Ilustración por: Gaju
“Todo lo sólido se desvanece en el aire”, decía un ilustre pensador, y en estos tiempos pareciera que incluso lo más elemental, como es el vínculo entre ciudadanía, representación y sentido colectivo, también se disipa. Hace un par de noches, en plena celebración de la autodenominada “derecha fest”, me preguntaba qué es exactamente lo que se festejaba. ¿Es la victoria de una cosmovisión individualista? ¿Una revancha simbólica? ¿Una celebración de la antipolítica disfrazada de batalla cultural? Mientras tanto, del otro lado, el silencio, la fragmentación y una pregunta que me dejó inquieta luego de conversar con un amigo político de larga trayectoria: ¿Dónde se hace política hoy?
La pregunta no es banal. No se refiere al lugar físico —aunque también— sino al lugar simbólico de la política; al espacio común, al lenguaje compartido, a la posibilidad de un “nosotros”. Este dirigente amigo, con tono sereno y a la vez triste y cansado, me decía: “Ya no hay margen para actuar. No estamos más en el ’83. La ilusión, el respeto, hasta el desacuerdo era parte del juego democrático”. Y yo agrego: ya no más.
Y sí, algo de eso parece estar ocurriendo. La política argentina ha mutado de una promesa de transformación colectiva a una escena de ruptura, sospecha y espectáculo. Como advertía Hannah Arendt (1958), “la política nace en el espacio entre los hombres”, es decir, en la capacidad de aparecer, debatir, convivir y actuar juntos. Pero ese espacio común se ha ido erosionando por una suma de factores; las redes sociales que amplifican el odio, liderazgos que prefieren la confrontación a la deliberación, y una ciudadanía golpeada por la desilusión.

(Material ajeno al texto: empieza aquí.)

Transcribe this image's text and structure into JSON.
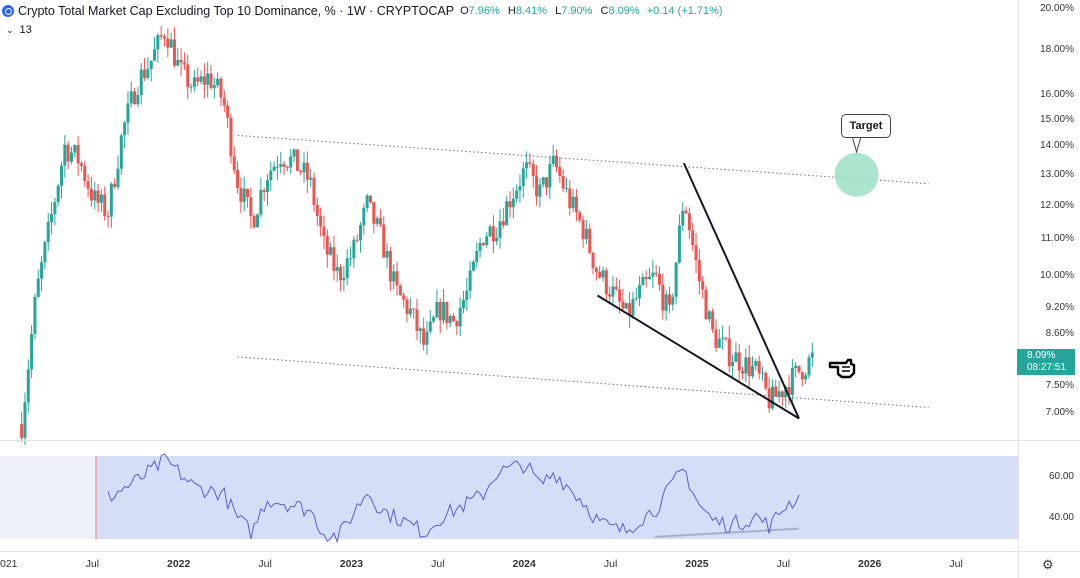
{
  "header": {
    "title": "Crypto Total Market Cap Excluding Top 10 Dominance, % · 1W · CRYPTOCAP",
    "open_label": "O",
    "open": "7.96%",
    "high_label": "H",
    "high": "8.41%",
    "low_label": "L",
    "low": "7.90%",
    "close_label": "C",
    "close": "8.09%",
    "change": "+0.14 (+1.71%)"
  },
  "indicator": {
    "chevron": "⌄",
    "length": "13"
  },
  "price_axis": [
    "20.00%",
    "18.00%",
    "16.00%",
    "15.00%",
    "14.00%",
    "13.00%",
    "12.00%",
    "11.00%",
    "10.00%",
    "9.20%",
    "8.60%",
    "7.50%",
    "7.00%"
  ],
  "rsi_axis": [
    "60.00",
    "40.00"
  ],
  "last_price": {
    "value": "8.09%",
    "countdown": "08:27:51"
  },
  "time_axis": [
    {
      "label": "021",
      "bold": false
    },
    {
      "label": "Jul",
      "bold": false
    },
    {
      "label": "2022",
      "bold": true
    },
    {
      "label": "Jul",
      "bold": false
    },
    {
      "label": "2023",
      "bold": true
    },
    {
      "label": "Jul",
      "bold": false
    },
    {
      "label": "2024",
      "bold": true
    },
    {
      "label": "Jul",
      "bold": false
    },
    {
      "label": "2025",
      "bold": true
    },
    {
      "label": "Jul",
      "bold": false
    },
    {
      "label": "2026",
      "bold": true
    },
    {
      "label": "Jul",
      "bold": false
    }
  ],
  "annotation": {
    "target": "Target",
    "pointer_icon": "pointing-hand-icon"
  },
  "settings_icon": "gear-icon",
  "colors": {
    "up": "#26a69a",
    "down": "#ef5350",
    "rsi_line": "#5b5fc7",
    "rsi_band": "#c9d6f5",
    "target": "#9ee0c4"
  },
  "chart_data": {
    "type": "candlestick",
    "scale": "log",
    "interval": "1W",
    "ylim": [
      6.7,
      20
    ],
    "path": [
      [
        "2021-02",
        6.8
      ],
      [
        "2021-03",
        9.5
      ],
      [
        "2021-04",
        11.5
      ],
      [
        "2021-05",
        14.0
      ],
      [
        "2021-06",
        13.5
      ],
      [
        "2021-07",
        12.2
      ],
      [
        "2021-08",
        11.8
      ],
      [
        "2021-09",
        14.5
      ],
      [
        "2021-10",
        16.5
      ],
      [
        "2021-11",
        17.5
      ],
      [
        "2021-12",
        19.0
      ],
      [
        "2022-01",
        17.0
      ],
      [
        "2022-02",
        16.3
      ],
      [
        "2022-03",
        16.8
      ],
      [
        "2022-04",
        15.8
      ],
      [
        "2022-05",
        12.8
      ],
      [
        "2022-06",
        11.5
      ],
      [
        "2022-07",
        13.0
      ],
      [
        "2022-08",
        13.7
      ],
      [
        "2022-09",
        13.4
      ],
      [
        "2022-10",
        12.8
      ],
      [
        "2022-11",
        10.8
      ],
      [
        "2022-12",
        10.0
      ],
      [
        "2023-01",
        10.6
      ],
      [
        "2023-02",
        12.0
      ],
      [
        "2023-03",
        11.0
      ],
      [
        "2023-04",
        9.6
      ],
      [
        "2023-05",
        9.1
      ],
      [
        "2023-06",
        8.3
      ],
      [
        "2023-07",
        9.2
      ],
      [
        "2023-08",
        8.9
      ],
      [
        "2023-09",
        9.6
      ],
      [
        "2023-10",
        11.1
      ],
      [
        "2023-11",
        11.4
      ],
      [
        "2023-12",
        12.3
      ],
      [
        "2024-01",
        13.2
      ],
      [
        "2024-02",
        12.4
      ],
      [
        "2024-03",
        13.4
      ],
      [
        "2024-04",
        12.2
      ],
      [
        "2024-05",
        11.3
      ],
      [
        "2024-06",
        10.1
      ],
      [
        "2024-07",
        9.6
      ],
      [
        "2024-08",
        9.0
      ],
      [
        "2024-09",
        9.6
      ],
      [
        "2024-10",
        10.0
      ],
      [
        "2024-11",
        9.0
      ],
      [
        "2024-12",
        12.3
      ],
      [
        "2025-01",
        10.0
      ],
      [
        "2025-02",
        8.6
      ],
      [
        "2025-03",
        8.2
      ],
      [
        "2025-04",
        8.0
      ],
      [
        "2025-05",
        7.8
      ],
      [
        "2025-06",
        7.2
      ],
      [
        "2025-07",
        7.5
      ],
      [
        "2025-08",
        7.8
      ],
      [
        "2025-09",
        8.09
      ]
    ],
    "rsi_path": [
      [
        "2021-08",
        50.0
      ],
      [
        "2021-10",
        58.0
      ],
      [
        "2021-12",
        68.0
      ],
      [
        "2022-02",
        55.0
      ],
      [
        "2022-04",
        52.0
      ],
      [
        "2022-05",
        40.0
      ],
      [
        "2022-06",
        33.0
      ],
      [
        "2022-07",
        49.0
      ],
      [
        "2022-08",
        48.0
      ],
      [
        "2022-10",
        44.0
      ],
      [
        "2022-11",
        33.0
      ],
      [
        "2022-12",
        31.0
      ],
      [
        "2023-01",
        42.0
      ],
      [
        "2023-02",
        53.0
      ],
      [
        "2023-03",
        44.0
      ],
      [
        "2023-05",
        37.0
      ],
      [
        "2023-06",
        33.0
      ],
      [
        "2023-07",
        40.0
      ],
      [
        "2023-10",
        51.0
      ],
      [
        "2023-11",
        62.0
      ],
      [
        "2024-01",
        66.0
      ],
      [
        "2024-02",
        56.0
      ],
      [
        "2024-03",
        62.0
      ],
      [
        "2024-05",
        48.0
      ],
      [
        "2024-06",
        39.0
      ],
      [
        "2024-07",
        35.0
      ],
      [
        "2024-08",
        34.0
      ],
      [
        "2024-09",
        40.0
      ],
      [
        "2024-10",
        44.0
      ],
      [
        "2024-11",
        54.0
      ],
      [
        "2024-12",
        64.0
      ],
      [
        "2025-01",
        47.0
      ],
      [
        "2025-02",
        39.0
      ],
      [
        "2025-03",
        37.0
      ],
      [
        "2025-04",
        38.0
      ],
      [
        "2025-05",
        41.0
      ],
      [
        "2025-06",
        36.0
      ],
      [
        "2025-07",
        46.0
      ],
      [
        "2025-08",
        50.0
      ]
    ],
    "rsi_band": [
      30,
      70
    ],
    "trendlines": [
      {
        "style": "dotted",
        "from": [
          "2022-05",
          14.4
        ],
        "to": [
          "2026-05",
          12.7
        ]
      },
      {
        "style": "dotted",
        "from": [
          "2022-05",
          8.1
        ],
        "to": [
          "2026-05",
          7.1
        ]
      },
      {
        "style": "solid",
        "from": [
          "2024-06",
          9.5
        ],
        "to": [
          "2025-08",
          6.9
        ]
      },
      {
        "style": "solid",
        "from": [
          "2024-12",
          13.4
        ],
        "to": [
          "2025-08",
          6.9
        ]
      },
      {
        "style": "solid-rsi",
        "from": [
          "2024-10",
          31.0
        ],
        "to": [
          "2025-08",
          35.0
        ]
      }
    ],
    "target": [
      "2025-12",
      13.0
    ]
  }
}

Porque, antes que apatía, lo que hay en amplios sectores de la sociedad es desilusión, ese desencanto profundo que no nace del rechazo a la política sino de la sensación de haber sido abandonados por ella. No es que las personas no crean más en la política; es que la política parece no creer más en las personas. Este desgano tiene consecuencias concretas, desde el vaciamiento institucional, la caída de la participación hasta el cinismo generalizado. Como decía Cornelius Castoriadis (1975), “la crisis de la democracia no es solo una crisis de instituciones, sino una crisis de imaginación política”.
En ese contexto, se instala esta idea de la “batalla cultural” como consigna dominante. Pero, ¿de qué hablamos cuando hablamos de batalla cultural? No se trata de un verdadero conflicto de ideas, sino de una estrategia discursiva para cancelar al adversario y deslegitimar todo lo que huela a comunidad, derecho o empatía. La política deja de ser deliberación y se transforma en performance; no me canso de decirlo, lo que vale no es lo que se dice, sino cuánto impacta. Tenemos un presidente que encarna esta lógica con precisión quirúrgica. Un hombre que no conoce su país —ni en términos geográficos, ni culturales, ni emocionales— y que ha reemplazado el ejercicio político por una retórica de choque constante. No camina las ciudades, no escucha a sus habitantes, no se reconoce en la historia que lo precede. Su discurso es desterritorializado, ajeno, abstracto. Y en su lugar, gobierna la idea de la Argentina como empresa quebrada, como país que sobra, como sociedad que debe ser rediseñada desde cero.
Y es interesante porque esta visión se sostiene y se justifica desde sectores que supuestamente deberían ofrecer contención moral o espiritual. Y aquí cito el caso de la pastora Barroso que es realmente elocuente. Lejos de rechazar el odio, lo racionaliza; lejos de contener la violencia, la pone en clave bíblica. ¿Una pastora que justifica la agresión? La pregunta es retórica, claro. Porque no hay fe que legitime el desprecio, no hay espiritualidad que pueda convivir con la humillación del otro.
La Argentina atraviesa una crisis múltiple; económica, sin dudas, pero también institucional, emocional y simbólica. Y en ese cruce se impone la tarea más difícil que es reconstruir los lazos comunes. Recuperar el sentido de lo público, volver a dotar a la política de contenido ético. El respeto no es ingenuidad, es civilización; la disidencia no es debilidad, es riqueza democrática. La política no es guerra, es un espacio de palabras, cuerpos, historias y voluntades que, incluso en el conflicto, pueden aspirar a algo compartido. Necesitamos recrear el espacio donde hacer política, no para volver al ’83, sino para poder seguir mirando hacia adelante con valores y conciencia ciudadana.